Q What major challenges does the field currently face? What opportunities do we need to capitalize on?

I think the clinical progress of the past 7 years has been so incredible. Things are now starting to slow down. We have hit a plateau. At this time, there are probably more slots on clinical trials (particularly for treatment-naive patients) than there are melanoma patients. It has been a unique time in the history of oncology in which the clinical results have outstripped our understanding of the basic science. I think we have some catching up to do here. There are a number of key areas that still need focus: better therapies need to be developed for patients with brain metastases, survival for these individuals is still quite short; we need to come up with optimized strategies for the FDA-approved therapies we currently have. Everything at the moment is given at the maximum tolerated doses, and this needs to be refined. There is also room to develop better dosing schedules, as continuous drug treatment may not be the answer; we also need to design rational strategies for combining immune therapy and targeted therapy. These combinations need to be driven by the science; at the moment the rationale for doing this is not well developed and I think opportunities are being missed.

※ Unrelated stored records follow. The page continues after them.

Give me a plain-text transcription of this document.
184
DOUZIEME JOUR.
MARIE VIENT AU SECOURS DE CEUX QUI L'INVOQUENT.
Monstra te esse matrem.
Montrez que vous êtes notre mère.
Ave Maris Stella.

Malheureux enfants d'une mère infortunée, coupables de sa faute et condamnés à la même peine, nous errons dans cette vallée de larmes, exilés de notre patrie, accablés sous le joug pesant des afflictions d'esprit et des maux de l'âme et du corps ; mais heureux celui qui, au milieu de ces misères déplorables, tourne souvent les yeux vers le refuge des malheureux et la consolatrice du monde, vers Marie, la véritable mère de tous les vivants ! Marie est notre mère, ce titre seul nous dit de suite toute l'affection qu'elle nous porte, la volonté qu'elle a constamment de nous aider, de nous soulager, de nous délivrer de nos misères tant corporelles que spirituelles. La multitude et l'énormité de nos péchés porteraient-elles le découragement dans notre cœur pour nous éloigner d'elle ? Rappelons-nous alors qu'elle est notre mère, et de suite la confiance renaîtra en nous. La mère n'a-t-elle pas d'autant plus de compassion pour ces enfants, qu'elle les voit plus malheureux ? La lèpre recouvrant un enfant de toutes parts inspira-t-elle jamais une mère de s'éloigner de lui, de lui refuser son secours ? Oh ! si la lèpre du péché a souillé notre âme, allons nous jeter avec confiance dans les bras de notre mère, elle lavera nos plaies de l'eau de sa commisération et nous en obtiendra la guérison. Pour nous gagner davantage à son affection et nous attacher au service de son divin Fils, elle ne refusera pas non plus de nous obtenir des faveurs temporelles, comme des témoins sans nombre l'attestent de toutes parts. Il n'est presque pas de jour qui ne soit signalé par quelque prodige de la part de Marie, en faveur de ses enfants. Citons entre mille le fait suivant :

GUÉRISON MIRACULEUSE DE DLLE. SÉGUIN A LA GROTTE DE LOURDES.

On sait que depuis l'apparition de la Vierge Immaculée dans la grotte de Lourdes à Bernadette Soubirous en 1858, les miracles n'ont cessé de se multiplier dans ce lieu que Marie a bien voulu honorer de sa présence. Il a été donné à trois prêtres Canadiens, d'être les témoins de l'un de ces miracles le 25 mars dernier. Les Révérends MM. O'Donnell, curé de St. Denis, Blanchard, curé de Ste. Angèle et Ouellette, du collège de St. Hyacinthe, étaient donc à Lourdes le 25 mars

Q Where do you see the field of melanoma research in 10 years?

Making predictions 10 years into the future is very difficult! I do not think 10 years ago, anyone would have dreamed that we would be where we are now in melanoma therapy, so predicting the next 10 years is not easy. If pushed, I would say that personalization of therapy could be the biggest area of progress. New methods will be developed to determine individualized therapy combinations at baseline. These sophisticated molecular analyses will be complimented by better pharmacodynamic assays so that patient responses can be tracked in real time, allowing relapse to be better predicted and new therapies added or dosing schedules altered before outright treatment failure. We will also need to develop new therapies that can target minimal residual disease or the dormant cancer cells that can hide for many years before eventually re-emerging. I think eventually melanoma will be managed as a chronic disease, requiring long-term surveillance.

I think the last few years have been quite revolutionary for the melanoma field, we really have set the tone for the development of both targeted therapy and immunotherapy for other cancers. Our challenge now is to keep the momentum going and to start delivering more cures to melanoma patients.